Я ещё не раз обращусь к громким словам, без них не сложить представления о том, кто такая Валентина.
Как бы то ни было, в те дни я ошибалась по любому поводу. И насчёт крёстной в том числе.
Глава 3
Позади кресла Валентины на стене висела плашка с изображением Мадонны, чей лик был мягок и кроток, я невольно переводила взгляд с него на лицо Валентины и могу поклясться – сходство было впечатляющим. Обе эти женщины, а вернее сказать, их образы в ту минуту воплощали милосердие и покой, достигнутый через муки, но мне упорно не верилось ни в правдивость одной, ни в экзистенцию другой ввиду моего тогдашнего невежества.

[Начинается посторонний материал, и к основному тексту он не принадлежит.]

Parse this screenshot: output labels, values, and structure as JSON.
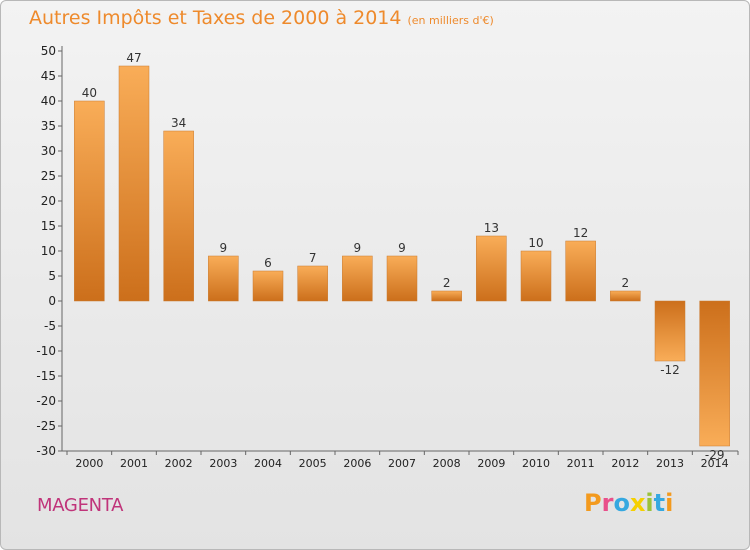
{
  "header": {
    "title": "Autres Impôts et Taxes de 2000 à 2014",
    "unit": "(en milliers d'€)"
  },
  "footer": {
    "place": "MAGENTA",
    "logo_letters": [
      "P",
      "r",
      "o",
      "x",
      "i",
      "t",
      "i"
    ],
    "logo_colors": [
      "#f39a1e",
      "#e94f8a",
      "#35a8e0",
      "#f5d000",
      "#9bc23b",
      "#35a8e0",
      "#f39a1e"
    ]
  },
  "colors": {
    "bar_light": "#f9ad58",
    "bar_dark": "#cc6f1b",
    "title": "#ee8a2c",
    "place": "#c0347a"
  },
  "chart_data": {
    "type": "bar",
    "title": "Autres Impôts et Taxes de 2000 à 2014",
    "unit": "(en milliers d'€)",
    "categories": [
      "2000",
      "2001",
      "2002",
      "2003",
      "2004",
      "2005",
      "2006",
      "2007",
      "2008",
      "2009",
      "2010",
      "2011",
      "2012",
      "2013",
      "2014"
    ],
    "values": [
      40,
      47,
      34,
      9,
      6,
      7,
      9,
      9,
      2,
      13,
      10,
      12,
      2,
      -12,
      -29
    ],
    "labels": [
      "40",
      "47",
      "34",
      "9",
      "6",
      "7",
      "9",
      "9",
      "2",
      "13",
      "10",
      "12",
      "2",
      "-12",
      "-29"
    ],
    "ylim": [
      -30,
      50
    ],
    "yticks": [
      50,
      45,
      40,
      35,
      30,
      25,
      20,
      15,
      10,
      5,
      0,
      -5,
      -10,
      -15,
      -20,
      -25,
      -30
    ],
    "grid": false
  }
}
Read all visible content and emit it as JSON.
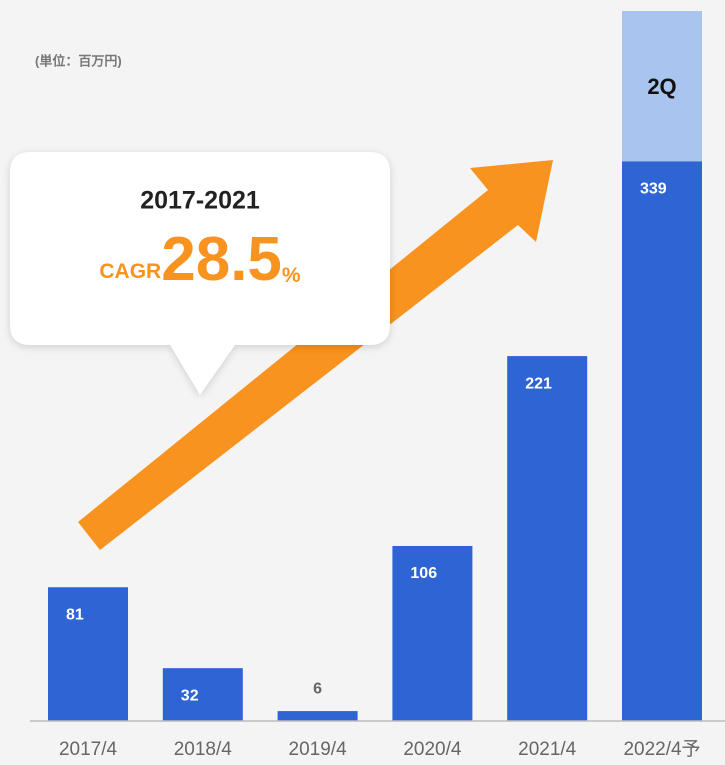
{
  "chart_data": {
    "type": "bar",
    "unit_note": "(単位：百万円)",
    "categories": [
      "2017/4",
      "2018/4",
      "2019/4",
      "2020/4",
      "2021/4",
      "2022/4予"
    ],
    "values": [
      81,
      32,
      6,
      106,
      221,
      339
    ],
    "color": "#2e64d4",
    "stack": {
      "label": "2Q",
      "values": [
        null,
        null,
        null,
        null,
        null,
        91
      ],
      "color": "#a9c4ef"
    },
    "ylim": [
      0,
      430
    ],
    "callout": {
      "period": "2017-2021",
      "label": "CAGR",
      "value": 28.5,
      "unit": "%"
    }
  }
}
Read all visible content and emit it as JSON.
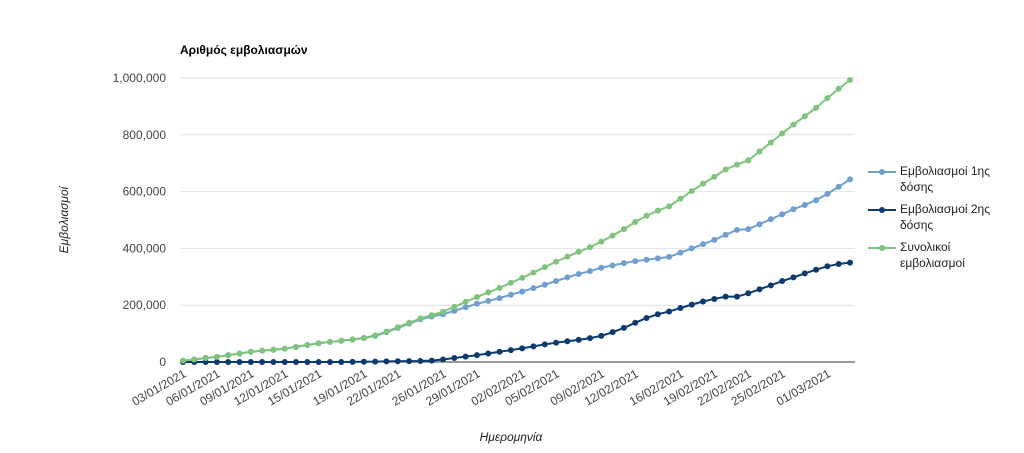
{
  "chart_data": {
    "type": "line",
    "title": "Αριθμός εμβολιασμών",
    "y_label": "Εμβολιασμοί",
    "x_label": "Ημερομηνία",
    "categories": [
      "03/01/2021",
      null,
      null,
      "06/01/2021",
      null,
      null,
      "09/01/2021",
      null,
      null,
      "12/01/2021",
      null,
      null,
      "15/01/2021",
      null,
      null,
      null,
      "19/01/2021",
      null,
      null,
      "22/01/2021",
      null,
      null,
      null,
      "26/01/2021",
      null,
      null,
      "29/01/2021",
      null,
      null,
      null,
      "02/02/2021",
      null,
      null,
      "05/02/2021",
      null,
      null,
      null,
      "09/02/2021",
      null,
      null,
      "12/02/2021",
      null,
      null,
      null,
      "16/02/2021",
      null,
      null,
      "19/02/2021",
      null,
      null,
      "22/02/2021",
      null,
      null,
      "25/02/2021",
      null,
      null,
      null,
      "01/03/2021",
      null,
      null
    ],
    "series": [
      {
        "name": "Εμβολιασμοί 1ης δόσης",
        "color": "#6f9fcf",
        "values": [
          5000,
          9000,
          14000,
          18000,
          24000,
          30000,
          36000,
          40000,
          43000,
          47000,
          53000,
          60000,
          66000,
          71000,
          75000,
          79000,
          84000,
          92000,
          105000,
          120000,
          135000,
          150000,
          160000,
          168000,
          180000,
          193000,
          205000,
          215000,
          225000,
          237000,
          248000,
          260000,
          272000,
          285000,
          298000,
          310000,
          320000,
          332000,
          340000,
          348000,
          355000,
          360000,
          365000,
          370000,
          385000,
          400000,
          415000,
          430000,
          448000,
          465000,
          468000,
          485000,
          503000,
          520000,
          538000,
          553000,
          570000,
          592000,
          617000,
          643000
        ]
      },
      {
        "name": "Εμβολιασμοί 2ης δόσης",
        "color": "#0d3a6e",
        "values": [
          0,
          0,
          0,
          0,
          0,
          0,
          0,
          0,
          0,
          0,
          0,
          0,
          0,
          0,
          0,
          500,
          1000,
          1500,
          2000,
          2500,
          3000,
          3500,
          5000,
          9000,
          14000,
          19000,
          24000,
          30000,
          36000,
          42000,
          48000,
          55000,
          62000,
          68000,
          73000,
          78000,
          84000,
          92000,
          105000,
          120000,
          138000,
          155000,
          168000,
          178000,
          190000,
          202000,
          213000,
          222000,
          230000,
          230000,
          242000,
          256000,
          270000,
          285000,
          298000,
          312000,
          325000,
          337000,
          345000,
          350000
        ]
      },
      {
        "name": "Συνολικοί εμβολιασμοί",
        "color": "#7dc57a",
        "values": [
          5000,
          9000,
          14000,
          18000,
          24000,
          30000,
          36000,
          40000,
          43000,
          47000,
          53000,
          60000,
          66000,
          71000,
          75000,
          79500,
          85000,
          93500,
          107000,
          122500,
          138000,
          153500,
          165000,
          177000,
          194000,
          212000,
          229000,
          245000,
          261000,
          279000,
          296000,
          315000,
          334000,
          353000,
          371000,
          388000,
          404000,
          424000,
          445000,
          468000,
          493000,
          515000,
          533000,
          548000,
          575000,
          602000,
          628000,
          652000,
          678000,
          695000,
          710000,
          741000,
          773000,
          805000,
          836000,
          865000,
          895000,
          929000,
          962000,
          993000
        ]
      }
    ],
    "ylim": [
      0,
      1000000
    ],
    "yticks": [
      0,
      {
        "value": 200000,
        "label": "200,000"
      },
      {
        "value": 400000,
        "label": "400,000"
      },
      {
        "value": 600000,
        "label": "600,000"
      },
      {
        "value": 800000,
        "label": "800,000"
      },
      {
        "value": 1000000,
        "label": "1,000,000"
      }
    ],
    "grid": true,
    "legend": "right"
  }
}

Мы шили столовые салфетки, два набора – повседневный и праздничный. Сама не пойму, как оказалась замешанной в это. В нашем распоряжении была швейная машинка, а ещё лён, сатин, качественные нити. Я всё гадала, откуда у нашей кружевницы деньги на такую роскошь – рулонов был полный шкаф. Существовала она, с маминых слов, только на арендную плату и кое-какую ренту. А у синьора Флавио Валентина завелась подобно мыши, прибрав к рукам, как случайно обронённую и позабытую губку, гостевой домик – и бессрочное в нём обитание стало её вознаграждением за ведение хозяйства. И вдруг осенённая простой, но такой унизительной мыслью, я тихо возрадовалась: а Валентина-то и была, по сути своей, одинокой дряхлеющей мышью, забившей норку лоснящимися сокровищами – льном и сатином, находя в том высшее блаженство и оправдывая тем самым своё тусклое и позорное существование. Бедная, бедная моя синьора! Как сладко думать о вас в таком ключе!
Наша маленькая гостиная соединялась по-американски с кухней, косые лучи дня выхватывали из неё столбы пыли, поднятые взмахами отлежавших своё тканей, от них мои глаза слезились, я чихала и уже начинала задыхаться. В конце концов я не выдержала и подскочила к открытым дверям, вдыхая зной с улицы. Потом взглянула через плечо на Валентину, мою маленькую гадину, как я стала про себя её величать. Пыль её не брала, разумеется. Я затосковала по дому, но говорить об этом в открытую, чтобы подарить этой женщине лишний козырь, не собиралась.